Galloway was calling for the Arab states to unite with Saddam to conquer Israel. Such a stance has nothing in common with democratic solidarity for the Palestinian people. It is nothing other than Arab-chauvinist warmongering.

* From 1994 to 2003, Galloway’s sole claim to left-wing credentials was his activity on Iraq. Otherwise he was a standard not-quite-Blairite Labour MP: he himself has said that he was not left enough to join the not-very-left Campaign Group. He “campaigned” against sanctions on Iraq, and on his own account spent more than £800,000 on it. But not to organise lots of demonstrations and meetings. He visited Iraq (on his account) almost monthly, and acted as a go-between between the Iraqi government and businessmen and journalists. Galloway is happy to admit to running that political operation on money from Saudi Arabia, the Emirates, and a Jordanian businessman rich from a percentage on Iraq’s oil exports. Galloway has also never refuted the allegation that he once published the newspaper East with money paid out by the Pakistani governments of Benazir Bhutto and Nawaz Sharif in order to promote their politics on the Kashmir question in Britain.

Even if Galloway never took a penny directly from the Iraqi regime, socialists ought to run a mile from a politician with this kind of track record

* On his own account also, Galloway “couldn’t live on three workers’ wages” and “needs £150,000 a year to function properly as a leading figure in a part of the British political system” (Scotsman, 19 May 2003).

* In the Euro-elections Respect fought a communalist campaign. They appealed to Muslims to vote as Muslims for “George Galloway… a fighter for Muslims… Married to a Palestinian doctor… teetotal… strong religious principles”. This is as reactionary as asking Catholics to vote as Catholics for a candidate because he is a “fighter for Catholics”.

Respect turned not to Islamic-background workers or Islamic-background radicals and leftists, but to the Islamic communities, of all classes.

The Marxist attitude to all communities and nations, even oppressed nations fighting for liberation, is to split them on class lines, not shore up their “unity” by allying with the petty bourgeois and bourgeois establishments there. Socialists would work with that establishment in some situations, for example in organising physical defence against fascists. Even then as much as possible, we would directly relate to the working class in those communities.

Respect rejected the class approach because in the short term it would not have produced the large Muslim vote that they hoped would allow them to pole-vault itself into “big time” bourgeois institutional politics.

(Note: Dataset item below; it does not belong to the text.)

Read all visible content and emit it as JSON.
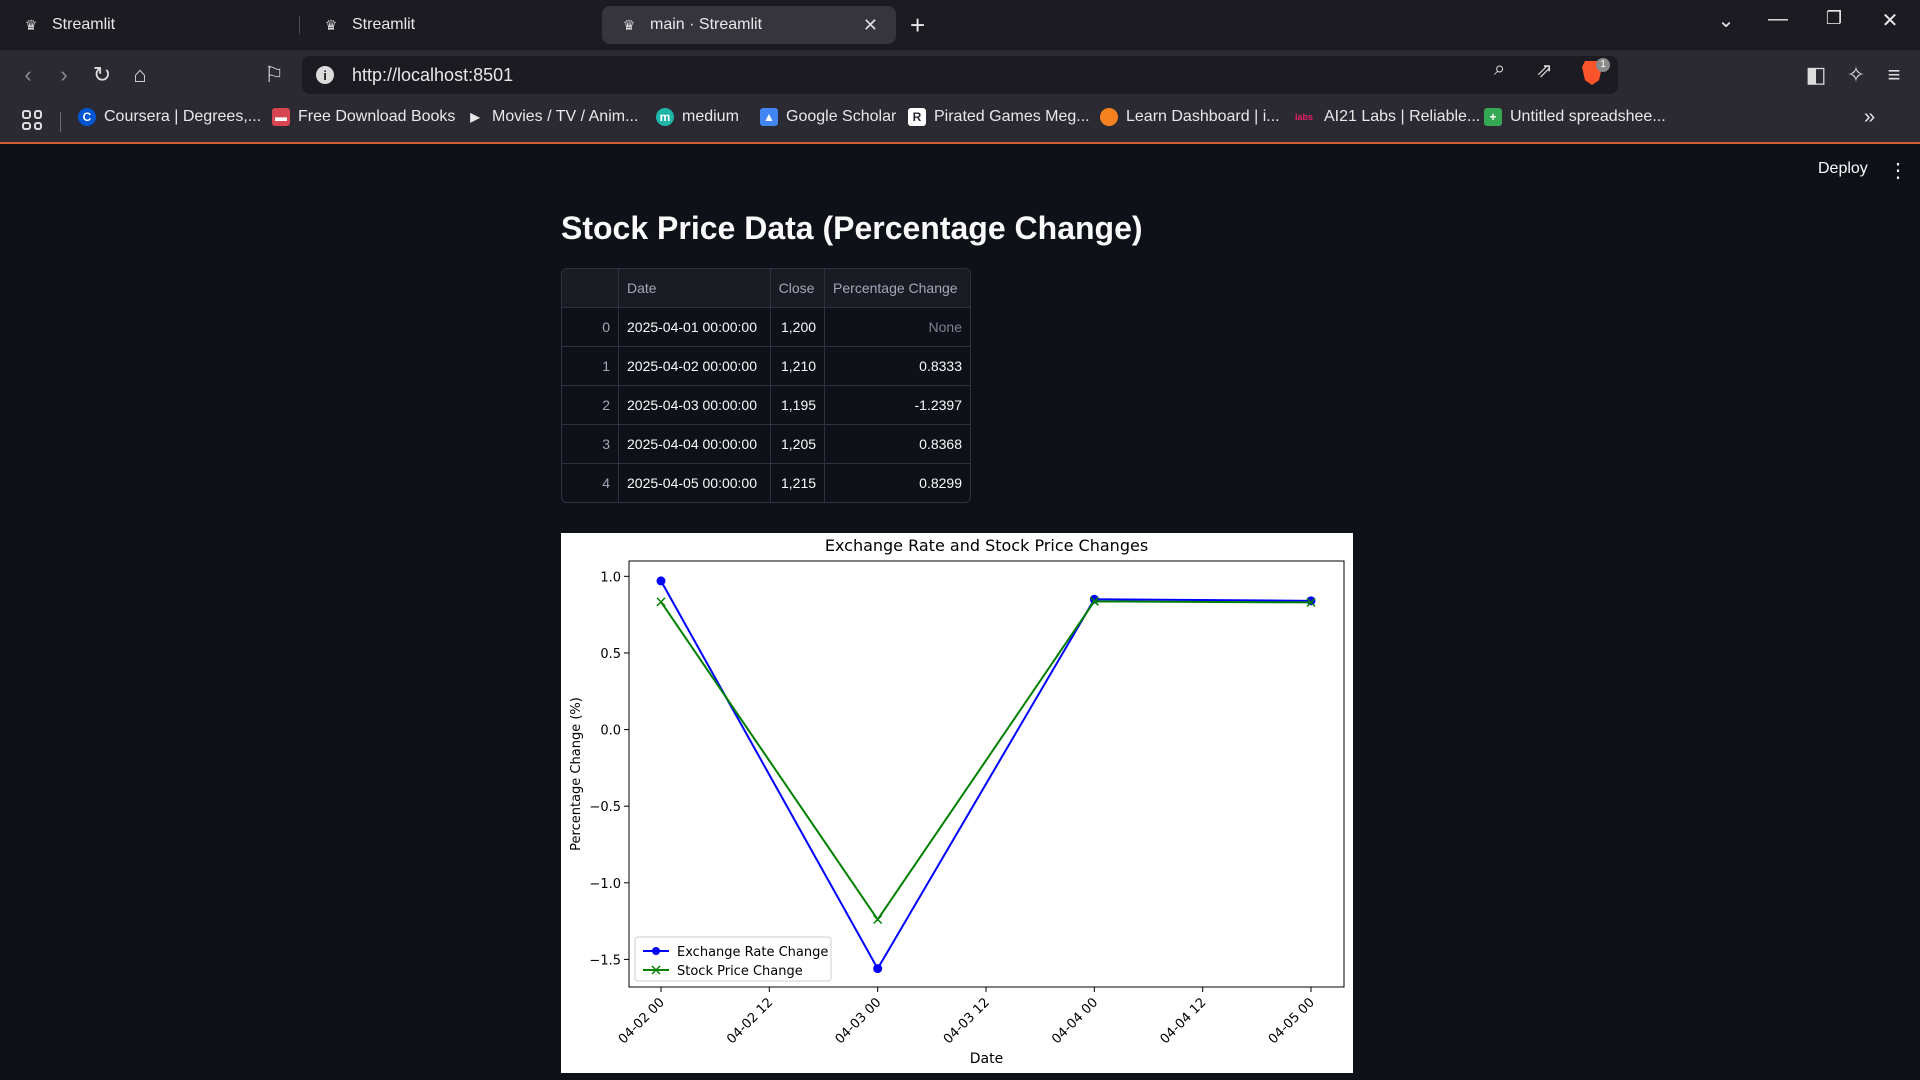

* In Yorkshire, the Respect list was headed by Anas Altikriti of the Muslim Association of Britain (MAB). MAB is an offshoot of the Muslim Brotherhood, the Arab world’s biggest authoritarian-religious organisation. Some on the left like to believe that MAB is not like the Brotherhood elsewhere in the world and has evolved beyond radical Islamism. But how do they reconcile that with, for example, the MAB freesheet Inspire (28 September 2002) — that it should be “punishable by death” or at least “seen as an act of mutiny and treason” for people brought up Muslim to renounce Islam?

* Respect opposes the US/UK occupation of Iraq. So do the Greens. When challenged to prove itself better than the Greens, Respect says that unlike the Greens it wants the US/UK troops out “now”. All this means is that Respect, unlike the Greens, solidarises with the Islamist militias which are at war against the Americans — and against Iraq’s reviving labour movement. Who would, if they could, impose a religious dictatorship on Iraq. That is a right-wing, not a left-wing, stance.

We have been here before — it is what the Communist Parties did during the notorious right-wing “popular front” period of the 1930s. The entire Respect operation was designed, promoted, and justified on the grounds that it would win lots of votes, and Galloway was the key to that. But winning a lot of votes in elections does not necessarily advance socialism. It depends who wins the votes, and on what basis they get them.